Hunter Brian Hanson is an American former businessman noted for operating a Ponzi scheme that defrauded grain farmers. He was 22 years old when he was convicted of fraud and money laundering.

==Biography==
Hanson was considered an "entrepreneurial wonder" at a young age. He completed high school in 2015 and started working at a grain elevator. Hanson struck out on his own when he was 20 and registered seven businesses in North Dakota. He reportedly wrote a $30,000 check to buy a car while promoting grain trading businesses. The story he circulated was that he inherited money from his grandparents and used the proceeds to establish his trading businesses, including Midwest Grain Trading Company and Nodak Grain. He first introduced the former as a "roving grain buyer". Nodak Grain began operating in 2018 with a warehouse license and rural facilities.

Hanson defrauded grain farmers by purchasing crops at a price above the per-bushel market value and selling them below market value. This Ponzi scheme was carried out by taking money from one investor to pay another. As a result, both Midwest Grain Trading and NoDak Grain accumulated $8 million in unpaid bills.

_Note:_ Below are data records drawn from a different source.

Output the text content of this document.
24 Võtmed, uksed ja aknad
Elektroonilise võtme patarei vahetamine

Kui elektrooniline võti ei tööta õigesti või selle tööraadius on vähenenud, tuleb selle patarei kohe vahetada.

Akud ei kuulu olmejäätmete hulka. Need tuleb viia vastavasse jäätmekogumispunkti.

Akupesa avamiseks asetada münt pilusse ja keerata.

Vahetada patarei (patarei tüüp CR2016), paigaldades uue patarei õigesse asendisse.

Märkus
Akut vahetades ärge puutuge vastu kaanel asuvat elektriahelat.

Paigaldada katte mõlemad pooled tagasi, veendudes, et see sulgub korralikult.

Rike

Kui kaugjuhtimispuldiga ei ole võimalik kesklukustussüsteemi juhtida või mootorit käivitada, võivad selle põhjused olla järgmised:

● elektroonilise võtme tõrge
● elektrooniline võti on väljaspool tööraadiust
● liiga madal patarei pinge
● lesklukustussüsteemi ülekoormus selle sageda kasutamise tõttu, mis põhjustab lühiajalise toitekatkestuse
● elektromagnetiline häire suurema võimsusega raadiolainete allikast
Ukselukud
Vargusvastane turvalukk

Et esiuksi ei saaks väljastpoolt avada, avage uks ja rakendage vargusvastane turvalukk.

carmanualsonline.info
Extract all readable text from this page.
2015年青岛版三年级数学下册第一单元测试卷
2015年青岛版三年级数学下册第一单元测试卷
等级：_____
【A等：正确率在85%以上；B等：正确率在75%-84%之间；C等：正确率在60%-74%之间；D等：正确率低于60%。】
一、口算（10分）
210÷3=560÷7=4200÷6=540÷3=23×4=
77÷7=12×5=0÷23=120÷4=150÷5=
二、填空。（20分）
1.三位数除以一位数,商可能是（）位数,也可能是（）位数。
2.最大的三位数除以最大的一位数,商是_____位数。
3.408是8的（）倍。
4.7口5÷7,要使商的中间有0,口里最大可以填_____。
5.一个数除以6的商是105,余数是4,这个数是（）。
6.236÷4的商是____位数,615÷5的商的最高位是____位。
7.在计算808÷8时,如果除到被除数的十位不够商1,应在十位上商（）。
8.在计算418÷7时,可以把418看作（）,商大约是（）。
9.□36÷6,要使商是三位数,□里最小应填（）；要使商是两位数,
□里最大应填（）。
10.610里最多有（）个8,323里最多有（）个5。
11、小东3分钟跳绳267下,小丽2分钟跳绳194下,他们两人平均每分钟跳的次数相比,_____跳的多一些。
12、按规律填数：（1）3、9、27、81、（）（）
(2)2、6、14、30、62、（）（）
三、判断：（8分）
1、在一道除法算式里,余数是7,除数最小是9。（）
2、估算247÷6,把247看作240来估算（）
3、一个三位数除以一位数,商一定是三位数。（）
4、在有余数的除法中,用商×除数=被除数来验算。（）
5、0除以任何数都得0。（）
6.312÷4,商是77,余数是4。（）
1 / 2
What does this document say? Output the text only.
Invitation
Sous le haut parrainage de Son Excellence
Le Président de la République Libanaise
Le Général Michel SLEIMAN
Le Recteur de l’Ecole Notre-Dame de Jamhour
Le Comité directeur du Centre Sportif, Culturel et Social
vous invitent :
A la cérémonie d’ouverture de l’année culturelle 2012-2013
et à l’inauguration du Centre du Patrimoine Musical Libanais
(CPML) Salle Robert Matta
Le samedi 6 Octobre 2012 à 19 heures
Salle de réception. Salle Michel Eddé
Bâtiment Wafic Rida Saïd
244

Authorities had investigated where all of the money Hanson bilked went. It was reported that he lived an expensive lifestyle. He traveled with his girlfriend to Paris, bought steam threshing equipment, and purchased high-end vehicles. Hanson also founded a used car business called Hanson Motors. He allegedly used this company to launder part of the $11.2 million he was supposed to pay the 60 farmers he defrauded. He also had eleven bank accounts, which he used to launder money between his businesses.

===Conviction===
In 2018, the North Dakota Public Service Commission closed Hanson's businesses after receiving complaints from farmers and his other victims. It was also found that he was granted a license without grain marketing training or experience. He was arrested on April 4, 2019. On July 30 of the same year, Hanson pled guilty to wire fraud and money laundering charges. He admitted to defrauding North Dakota and Canada victims. He was sentenced to eight years in prison and was ordered to pay back more than $11 million in restitution.